Something Cult, Foreign-Language or Indie #206: Eagle vs. Shark (2007).

 Eaglevssharkposter.jpg

Before he took us on a Hunt for the Wilderpeople, dabbled in the Marvel Cinematic Universe with Thor: Ragnarok and then won an Oscar for last year's instant classic Jojo Rabbit, Taika Waititi made his feature debut in 2007 with this absolutely delightful and refreshingly strange rom-com about two oddballs. Lily (Loren Horsley, who co-developed the story with Waititi) is a quiet, mousy cashier at local burger joint Meaty Boy where she one day serves Jarrod (Jemaine Clement), for whom she instantly has the hots. She's soon given the axe, but then invited (or rather, given an invitation to pass on, which she doesn't) to his annual "Dress as your favourite animal" party where we learn he's a video game store employee with social skills even more lacking than hers.

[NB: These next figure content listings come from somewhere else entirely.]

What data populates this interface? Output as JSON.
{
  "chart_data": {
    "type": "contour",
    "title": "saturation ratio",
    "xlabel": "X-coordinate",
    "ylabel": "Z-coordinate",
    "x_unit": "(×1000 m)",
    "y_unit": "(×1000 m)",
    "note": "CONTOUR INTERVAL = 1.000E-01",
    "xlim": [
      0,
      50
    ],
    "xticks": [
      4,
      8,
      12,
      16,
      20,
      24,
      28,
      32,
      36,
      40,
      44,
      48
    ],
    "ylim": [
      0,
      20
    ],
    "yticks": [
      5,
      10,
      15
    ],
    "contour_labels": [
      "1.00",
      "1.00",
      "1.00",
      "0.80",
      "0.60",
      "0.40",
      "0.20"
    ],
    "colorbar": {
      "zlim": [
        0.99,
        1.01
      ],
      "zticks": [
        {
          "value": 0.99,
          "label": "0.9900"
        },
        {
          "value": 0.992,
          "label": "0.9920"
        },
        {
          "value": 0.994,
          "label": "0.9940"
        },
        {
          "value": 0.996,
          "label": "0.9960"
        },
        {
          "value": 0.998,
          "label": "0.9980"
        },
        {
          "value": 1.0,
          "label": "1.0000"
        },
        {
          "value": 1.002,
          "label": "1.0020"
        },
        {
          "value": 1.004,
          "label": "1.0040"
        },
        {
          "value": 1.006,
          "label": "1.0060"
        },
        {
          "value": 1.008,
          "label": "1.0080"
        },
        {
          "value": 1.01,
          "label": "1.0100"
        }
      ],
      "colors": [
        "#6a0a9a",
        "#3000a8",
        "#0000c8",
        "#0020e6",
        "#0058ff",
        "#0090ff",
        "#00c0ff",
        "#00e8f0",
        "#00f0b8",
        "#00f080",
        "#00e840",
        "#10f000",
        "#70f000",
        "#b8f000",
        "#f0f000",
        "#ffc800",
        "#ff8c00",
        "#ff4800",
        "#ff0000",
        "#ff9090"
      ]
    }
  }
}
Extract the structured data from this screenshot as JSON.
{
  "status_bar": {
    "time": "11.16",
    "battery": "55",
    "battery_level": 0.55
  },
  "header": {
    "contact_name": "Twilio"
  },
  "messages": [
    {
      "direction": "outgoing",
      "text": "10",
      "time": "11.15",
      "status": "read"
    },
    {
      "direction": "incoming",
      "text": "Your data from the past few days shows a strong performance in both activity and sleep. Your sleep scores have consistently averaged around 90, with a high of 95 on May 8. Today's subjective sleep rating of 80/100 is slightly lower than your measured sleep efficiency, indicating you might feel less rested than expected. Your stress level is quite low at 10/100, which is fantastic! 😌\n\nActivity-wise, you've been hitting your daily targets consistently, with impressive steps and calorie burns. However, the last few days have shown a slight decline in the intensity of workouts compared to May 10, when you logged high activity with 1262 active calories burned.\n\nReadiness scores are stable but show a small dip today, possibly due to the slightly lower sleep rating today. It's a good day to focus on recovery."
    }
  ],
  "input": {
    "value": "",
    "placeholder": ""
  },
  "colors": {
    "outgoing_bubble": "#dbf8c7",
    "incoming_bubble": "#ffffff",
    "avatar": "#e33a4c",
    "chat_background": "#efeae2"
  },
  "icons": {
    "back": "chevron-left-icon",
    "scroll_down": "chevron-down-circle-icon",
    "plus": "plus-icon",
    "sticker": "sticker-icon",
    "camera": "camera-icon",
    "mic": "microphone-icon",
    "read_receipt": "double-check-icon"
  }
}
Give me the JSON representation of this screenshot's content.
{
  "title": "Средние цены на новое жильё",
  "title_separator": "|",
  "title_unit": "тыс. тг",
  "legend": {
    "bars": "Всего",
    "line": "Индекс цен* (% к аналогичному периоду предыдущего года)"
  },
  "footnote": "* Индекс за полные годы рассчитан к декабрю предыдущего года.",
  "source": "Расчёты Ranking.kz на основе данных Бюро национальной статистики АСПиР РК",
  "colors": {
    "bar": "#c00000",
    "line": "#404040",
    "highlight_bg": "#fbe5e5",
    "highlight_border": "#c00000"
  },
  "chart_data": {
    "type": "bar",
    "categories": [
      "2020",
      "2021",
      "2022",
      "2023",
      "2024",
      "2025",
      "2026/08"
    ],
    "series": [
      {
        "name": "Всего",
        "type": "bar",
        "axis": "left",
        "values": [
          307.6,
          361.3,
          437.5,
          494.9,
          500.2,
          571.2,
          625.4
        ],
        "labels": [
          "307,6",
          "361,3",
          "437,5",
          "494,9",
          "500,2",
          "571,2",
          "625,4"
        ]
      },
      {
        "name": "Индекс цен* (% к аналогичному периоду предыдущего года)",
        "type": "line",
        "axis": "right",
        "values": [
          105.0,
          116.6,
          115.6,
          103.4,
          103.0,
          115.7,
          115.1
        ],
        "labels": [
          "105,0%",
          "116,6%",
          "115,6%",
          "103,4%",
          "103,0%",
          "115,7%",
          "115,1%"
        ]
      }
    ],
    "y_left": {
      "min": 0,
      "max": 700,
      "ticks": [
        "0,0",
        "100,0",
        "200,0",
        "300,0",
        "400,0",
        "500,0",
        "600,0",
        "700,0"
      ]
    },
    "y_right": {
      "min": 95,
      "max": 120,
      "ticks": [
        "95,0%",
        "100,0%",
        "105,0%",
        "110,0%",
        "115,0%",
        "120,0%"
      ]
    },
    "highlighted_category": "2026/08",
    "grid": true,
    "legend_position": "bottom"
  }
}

But Jarrod is impressed with Lily's shark costume (he wears an eagle one) and especially with her savant-level gaming skills. No sooner than that do they get it on that night, and then she meets his equally bizarre relatives, before they take a road trip, with her film fanatic brother Damon (Joel Tobeck), to his hometown to confront his former school bully Eric (Dave Fane) for long-awaited revenge.

As I watched Eagle vs. Shark I felt like it was made solely for me, and not just because Jarrod and I share a first name (for starters). It's never stated, but Lily and Jarrod quite clearly both have Asperger's and they realistically reflect how that can vary between the genders (although it doesn't necessarily reinforce stereotypes there) and in terms of Aspies' subjective attitudes. She secretly writes music and loves being physically wrapped up, he has almost no filter and no regard for others' interests unless they're also his, and both talk in quite flat tones and often struggle with maintaining conversation. But in each other they find kindred spirits, and Waititi, Horsley and Clement all sincerely and successfully try to draw us into their very limited and unusual bubbles, with none of them ever passing judgment. The added touch of animated interludes with a slowly rotting apple (beginning after Jarrod throws a rotten one out of the car on their trip) very profoundly reflects their up-and-down relationship, as does a climactic use of a slow cover of David Bowie's Let's Dance

It's not quite as great as Hunt for the Wilderpeople or particularly Jojo Rabbit, but Eagle vs. Shark is nonetheless a thoroughly charming and imaginative debut (and yes, Waititi makes a cameo - two, actually) and it confidently features the subversive, satirical dramedy approach that's become his narrative trademark.  A gem.